Tory policy announcements a nod to 'emboldened' backbenchers
A slew of policy announcements after the Eastleigh by-election shows David Cameron acknowledging 'emboldened' right-wing feeling among backbenchers, it has been claimed.
David Cameron: Said he would not 'lurch to the right'
This weekend the Prime Minister promised not to ‘lurch to the right’ following the Conservatives' defeat in the Eastleigh by-election.
However, PLMR founder Kevin Craig saw announcements on issues like human rights as belying this.
‘Despite what has been said around not moving to the right we’re seeing a short-term, almost knee-jerk reaction to events,’ he said.
Over the weekend, The Sunday Times reported a crackdown on the availability of NHS treatment to migrants and The Mail on Sunday announced plans to withdraw from the European Convention on Human Rights (ECHR).
Craig said that the party’s repositioning came as an acknowledgement that Cameron was not strong enough to position himself against his party.
'This disconnect between the senior ranks and backbenchers had led to widespread dissatisfaction.
'Over the last six months there have been high levels of alienation and disenchantment with large chunks of the Conservative Party in terms of a lack of engagement with the top ranks,' he said.

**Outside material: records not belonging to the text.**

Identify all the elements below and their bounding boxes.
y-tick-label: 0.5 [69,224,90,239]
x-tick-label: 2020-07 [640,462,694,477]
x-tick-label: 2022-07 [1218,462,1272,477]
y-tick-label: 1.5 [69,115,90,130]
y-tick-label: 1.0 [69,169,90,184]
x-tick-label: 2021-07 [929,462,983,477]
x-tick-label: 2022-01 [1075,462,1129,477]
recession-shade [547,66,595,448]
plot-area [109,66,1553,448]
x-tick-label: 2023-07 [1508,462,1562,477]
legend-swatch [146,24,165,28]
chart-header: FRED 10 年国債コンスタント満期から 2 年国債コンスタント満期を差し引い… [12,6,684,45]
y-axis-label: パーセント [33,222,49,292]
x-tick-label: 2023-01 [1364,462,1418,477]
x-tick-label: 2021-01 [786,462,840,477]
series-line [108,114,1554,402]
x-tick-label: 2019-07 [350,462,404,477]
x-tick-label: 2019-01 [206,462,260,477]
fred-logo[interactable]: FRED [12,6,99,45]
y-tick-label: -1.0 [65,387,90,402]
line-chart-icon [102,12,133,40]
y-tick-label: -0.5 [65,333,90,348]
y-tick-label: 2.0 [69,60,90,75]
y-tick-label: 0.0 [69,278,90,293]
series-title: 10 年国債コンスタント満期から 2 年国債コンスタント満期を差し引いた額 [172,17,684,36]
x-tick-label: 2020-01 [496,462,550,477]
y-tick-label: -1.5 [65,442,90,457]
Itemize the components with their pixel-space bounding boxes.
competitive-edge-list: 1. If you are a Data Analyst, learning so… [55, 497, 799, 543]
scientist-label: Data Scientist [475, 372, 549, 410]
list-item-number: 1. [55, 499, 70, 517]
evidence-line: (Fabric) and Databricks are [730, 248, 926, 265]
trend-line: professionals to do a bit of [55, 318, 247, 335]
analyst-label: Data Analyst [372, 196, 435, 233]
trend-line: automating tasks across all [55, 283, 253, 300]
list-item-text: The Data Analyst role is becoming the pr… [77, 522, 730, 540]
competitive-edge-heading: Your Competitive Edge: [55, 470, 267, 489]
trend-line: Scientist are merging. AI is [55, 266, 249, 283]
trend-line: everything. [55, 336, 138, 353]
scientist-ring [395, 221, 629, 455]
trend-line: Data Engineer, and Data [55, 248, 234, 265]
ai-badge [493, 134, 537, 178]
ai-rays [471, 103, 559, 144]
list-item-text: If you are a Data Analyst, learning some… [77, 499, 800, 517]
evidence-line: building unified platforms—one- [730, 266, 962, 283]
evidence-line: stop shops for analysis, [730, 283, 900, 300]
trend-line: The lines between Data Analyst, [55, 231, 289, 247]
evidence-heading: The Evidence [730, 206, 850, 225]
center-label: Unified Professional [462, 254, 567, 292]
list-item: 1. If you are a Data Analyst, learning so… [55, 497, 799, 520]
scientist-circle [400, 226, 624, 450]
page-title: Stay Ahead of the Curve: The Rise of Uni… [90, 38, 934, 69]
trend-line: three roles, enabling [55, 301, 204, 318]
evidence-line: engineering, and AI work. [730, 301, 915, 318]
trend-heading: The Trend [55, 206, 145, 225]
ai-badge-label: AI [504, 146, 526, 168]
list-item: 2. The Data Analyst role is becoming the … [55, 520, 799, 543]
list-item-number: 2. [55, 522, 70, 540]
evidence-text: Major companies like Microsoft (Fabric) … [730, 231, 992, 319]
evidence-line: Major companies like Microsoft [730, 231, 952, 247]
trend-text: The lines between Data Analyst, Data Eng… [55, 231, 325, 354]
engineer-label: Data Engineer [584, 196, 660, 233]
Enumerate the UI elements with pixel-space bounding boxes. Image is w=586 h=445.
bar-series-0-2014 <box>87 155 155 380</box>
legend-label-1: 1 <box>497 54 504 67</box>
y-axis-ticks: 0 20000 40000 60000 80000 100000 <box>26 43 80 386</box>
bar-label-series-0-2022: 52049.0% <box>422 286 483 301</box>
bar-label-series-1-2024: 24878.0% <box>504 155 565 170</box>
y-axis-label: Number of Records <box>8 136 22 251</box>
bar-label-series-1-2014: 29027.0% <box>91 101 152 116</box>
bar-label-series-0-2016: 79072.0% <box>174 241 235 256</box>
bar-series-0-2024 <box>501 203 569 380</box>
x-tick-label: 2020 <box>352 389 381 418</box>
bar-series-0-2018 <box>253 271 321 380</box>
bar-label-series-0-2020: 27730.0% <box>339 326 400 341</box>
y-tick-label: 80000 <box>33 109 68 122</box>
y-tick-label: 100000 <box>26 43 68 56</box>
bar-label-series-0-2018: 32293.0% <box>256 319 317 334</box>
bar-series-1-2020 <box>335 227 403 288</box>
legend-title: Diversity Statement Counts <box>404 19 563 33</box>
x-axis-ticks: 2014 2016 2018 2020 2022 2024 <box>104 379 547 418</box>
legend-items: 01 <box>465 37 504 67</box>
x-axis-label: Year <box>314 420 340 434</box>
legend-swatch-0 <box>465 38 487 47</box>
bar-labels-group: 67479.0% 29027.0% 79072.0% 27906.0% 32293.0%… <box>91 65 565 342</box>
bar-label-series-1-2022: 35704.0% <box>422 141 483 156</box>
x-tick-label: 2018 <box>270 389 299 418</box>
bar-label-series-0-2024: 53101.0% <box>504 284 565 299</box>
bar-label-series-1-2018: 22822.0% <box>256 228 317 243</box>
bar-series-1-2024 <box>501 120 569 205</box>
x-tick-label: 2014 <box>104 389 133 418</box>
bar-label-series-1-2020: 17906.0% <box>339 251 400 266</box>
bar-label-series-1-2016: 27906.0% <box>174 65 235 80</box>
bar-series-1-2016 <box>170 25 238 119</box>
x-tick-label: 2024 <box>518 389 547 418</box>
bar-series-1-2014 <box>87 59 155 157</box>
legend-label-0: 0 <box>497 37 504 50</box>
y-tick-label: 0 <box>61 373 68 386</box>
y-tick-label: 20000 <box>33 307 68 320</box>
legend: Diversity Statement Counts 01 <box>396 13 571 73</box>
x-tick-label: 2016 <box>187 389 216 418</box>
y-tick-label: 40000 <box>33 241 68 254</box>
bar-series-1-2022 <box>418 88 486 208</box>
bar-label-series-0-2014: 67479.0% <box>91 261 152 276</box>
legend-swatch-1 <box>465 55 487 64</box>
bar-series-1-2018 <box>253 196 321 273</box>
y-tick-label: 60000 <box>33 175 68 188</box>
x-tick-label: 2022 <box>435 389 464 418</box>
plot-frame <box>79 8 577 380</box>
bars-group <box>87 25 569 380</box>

'The Eastleigh result has brought that into focus, with the right-wing faction becoming more emboldened, and now Cameron will have to articulate a message more pleasing to his backbenches – the announcements are a sign of this starting.’
The Liberal Democrats won last week's by-election, with UKIP pushing the Conservatives into third place.
On Saturday, Defence Secretary Philip Hammond warned David Cameron to cut the welfare budget, not defence spending.
Nick Faith, director of communications for The Policy Exchange, said he would be ‘very surprised’ if Hammond’s words and other announcements had not been given the go-ahead by Number 10.
‘This has given the backbenchers and party something to get their teeth into,’ he said, adding the announcements this weekend were about ‘internal party management’.
Faith did not see the announcements as a lurch to the right but warned that the range of policy announcements risked appearing ‘disjointed’.
‘You risk diluting your own message,’ he added.